Ausländischen Bußgeldbescheid nicht ignorieren
Mit einem Bußgeldbescheid aus dem Ausland konfrontiert, fragen sich viele Autofahrer, ob sie diesen überhaupt beachten müssen. In der Vergangenheit gelang es tatsächlich vielen Autofahrern, sich solchen Bußgeldforderungen aus dem Ausland zu entziehen. Seit 2013 ist das aber zumindest innerhalb der Europäischen Union nicht mehr so einfach.

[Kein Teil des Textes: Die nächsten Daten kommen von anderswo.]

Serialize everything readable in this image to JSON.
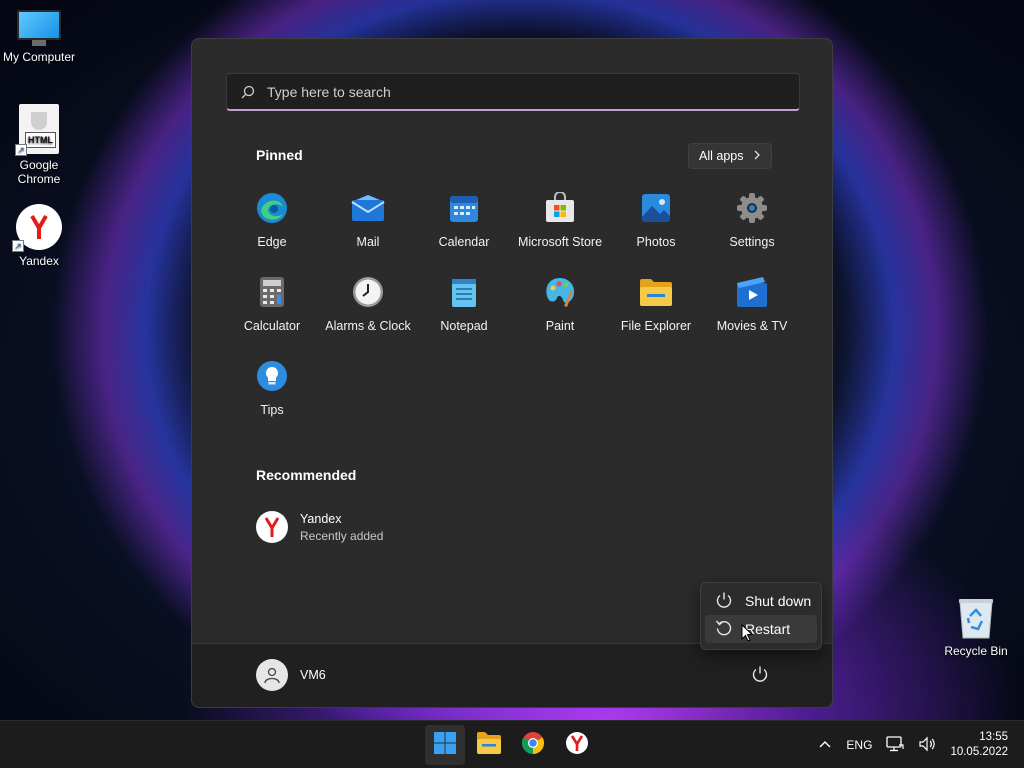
{
  "desktop": {
    "icons": [
      {
        "label": "My Computer",
        "icon": "monitor-icon"
      },
      {
        "label": "Google Chrome",
        "icon": "html-file-icon"
      },
      {
        "label": "Yandex",
        "icon": "yandex-icon"
      }
    ],
    "recycle_bin": {
      "label": "Recycle Bin",
      "icon": "recycle-bin-icon"
    }
  },
  "start_menu": {
    "search": {
      "placeholder": "Type here to search",
      "icon": "search-icon"
    },
    "pinned": {
      "title": "Pinned",
      "all_apps_label": "All apps",
      "apps": [
        {
          "label": "Edge",
          "icon": "edge-icon"
        },
        {
          "label": "Mail",
          "icon": "mail-icon"
        },
        {
          "label": "Calendar",
          "icon": "calendar-icon"
        },
        {
          "label": "Microsoft Store",
          "icon": "store-icon"
        },
        {
          "label": "Photos",
          "icon": "photos-icon"
        },
        {
          "label": "Settings",
          "icon": "gear-icon"
        },
        {
          "label": "Calculator",
          "icon": "calculator-icon"
        },
        {
          "label": "Alarms & Clock",
          "icon": "clock-icon"
        },
        {
          "label": "Notepad",
          "icon": "notepad-icon"
        },
        {
          "label": "Paint",
          "icon": "paint-icon"
        },
        {
          "label": "File Explorer",
          "icon": "folder-icon"
        },
        {
          "label": "Movies & TV",
          "icon": "movies-icon"
        },
        {
          "label": "Tips",
          "icon": "lightbulb-icon"
        }
      ]
    },
    "recommended": {
      "title": "Recommended",
      "items": [
        {
          "title": "Yandex",
          "subtitle": "Recently added",
          "icon": "yandex-icon"
        }
      ]
    },
    "user": {
      "name": "VM6",
      "icon": "user-icon"
    },
    "power_menu": {
      "items": [
        {
          "label": "Shut down",
          "icon": "power-icon"
        },
        {
          "label": "Restart",
          "icon": "restart-icon"
        }
      ]
    }
  },
  "taskbar": {
    "apps": [
      "start-icon",
      "folder-icon",
      "chrome-icon",
      "yandex-icon"
    ],
    "tray": {
      "language": "ENG",
      "time": "13:55",
      "date": "10.05.2022"
    }
  },
  "colors": {
    "accent": "#c79fd6",
    "start_bg": "#2b2b2b",
    "taskbar_bg": "#1c1c1c"
  }
}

Die EU-Länder haben damals beschlossen, dass sie untereinander auf Fahrzeug- und Halterdaten zugreifen sowie Bußgeldbescheide auch im Nachbarland vollstreckt werden können.

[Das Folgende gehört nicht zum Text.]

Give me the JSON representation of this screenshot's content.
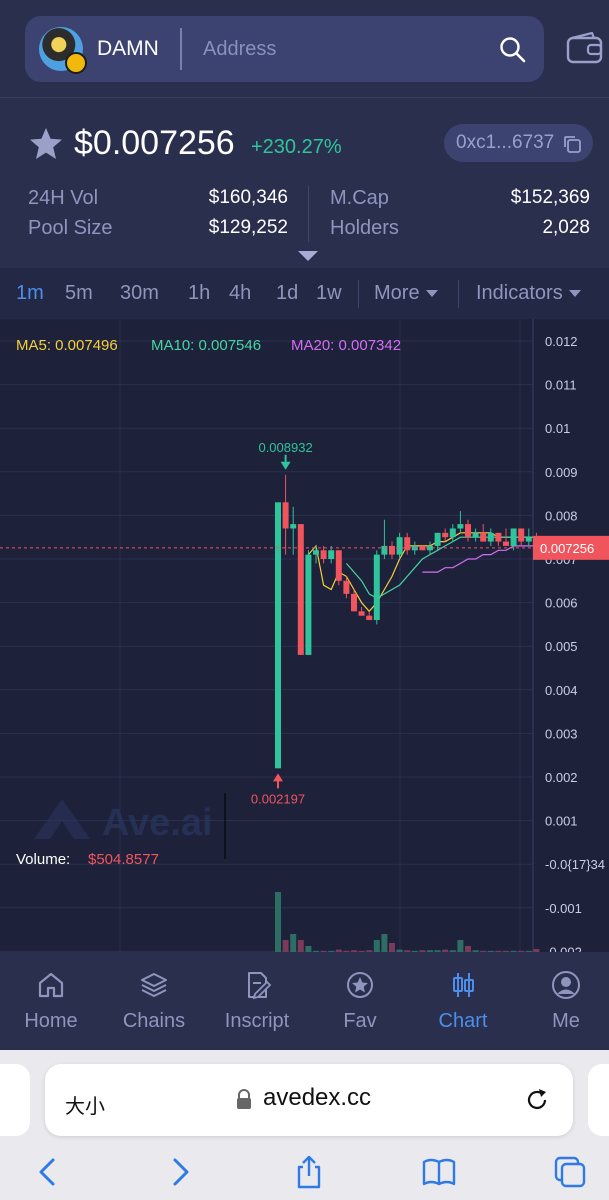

Hinweis: Bußgeldbescheide aus dem Ausland nicht ignorieren
Für Sie als Autofahrer heißt das, dass Sie Bußgeldbescheide aus dem Ausland nicht ignorieren sollten. Ob Ihre im Ausland begangene Ordnungswidrigkeit nicht vollstreckbar ist, ergibt sich häufig nur aus Umständen des Einzelfalls.

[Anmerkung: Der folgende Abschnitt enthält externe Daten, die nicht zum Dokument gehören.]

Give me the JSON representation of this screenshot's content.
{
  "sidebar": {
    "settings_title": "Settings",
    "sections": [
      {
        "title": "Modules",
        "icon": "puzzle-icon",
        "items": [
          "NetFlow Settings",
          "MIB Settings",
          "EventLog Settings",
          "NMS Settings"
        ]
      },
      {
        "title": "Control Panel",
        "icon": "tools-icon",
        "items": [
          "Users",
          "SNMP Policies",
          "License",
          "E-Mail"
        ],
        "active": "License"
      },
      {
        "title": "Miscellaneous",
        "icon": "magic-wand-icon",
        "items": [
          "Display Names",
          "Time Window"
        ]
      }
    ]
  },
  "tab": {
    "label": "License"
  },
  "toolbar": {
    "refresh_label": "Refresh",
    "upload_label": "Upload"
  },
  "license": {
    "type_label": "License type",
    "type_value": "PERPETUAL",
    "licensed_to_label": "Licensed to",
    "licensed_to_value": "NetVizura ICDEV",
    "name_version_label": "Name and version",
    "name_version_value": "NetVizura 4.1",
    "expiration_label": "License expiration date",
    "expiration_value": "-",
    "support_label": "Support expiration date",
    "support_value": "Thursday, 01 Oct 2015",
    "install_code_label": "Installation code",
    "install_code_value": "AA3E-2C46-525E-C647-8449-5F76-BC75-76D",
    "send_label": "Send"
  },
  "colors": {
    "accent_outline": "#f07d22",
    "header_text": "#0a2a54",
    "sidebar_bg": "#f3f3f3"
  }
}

Vorab sollten Sie einen Grundsatz beherzigen: Bei einem Bußgeldbescheid aus dem Ausland kann es von Anfang an sinnvoll sein, einen im Verkehrsrecht spezialisierten Rechtsanwalt um Unterstützung zu bitten. Das gilt insbesondere, weil andere EU-Länder häufig weitaus höhere Geldbußen vorsehen als deutsche Behörden. Hier sind schnell einmal Forderungen von einigen hundert Euro fällig für das Überfahren einer roten Ampel oder das Überholen im Überholverbot.
Was ist bei Bußgeldbescheiden aus dem Ausland anders?
Im Inland ist die Sache klar: Mit einem Bußgeldbescheid werden Verkehrsverstöße geahndet, die im Vergleich mit einer Straftat einen geringeren Unrechtsgehalt aufweisen. Man bezeichnet sie als Ordnungswidrigkeiten.
Wer zu schnell gefahren ist, falsch geparkt hat oder bei Rot über die Ampel gefahren ist, findet meist wenig später im Postkasten einen Bescheid der Bußgeldbehörde vor. Damit kommt es in der Regel zur einer Geldbuße. Außerdem kommt es je nach Schwere des Verstoßes auch zu
- Fahrverboten
- Punkten im Flensburger Verkehrsregister.
Auch andere Länder gehen bei der die Ahndung von Verkehrsverstößen in unterschiedlicher Form vor. Bei Geschwindigkeitsüberschreitungen, Rotlichtverstößen oder dem Telefonieren am Steuer müssen Sie sind in vielen Ländern mit Geldbußen und/oder anderen Nebenfolgen rechnen.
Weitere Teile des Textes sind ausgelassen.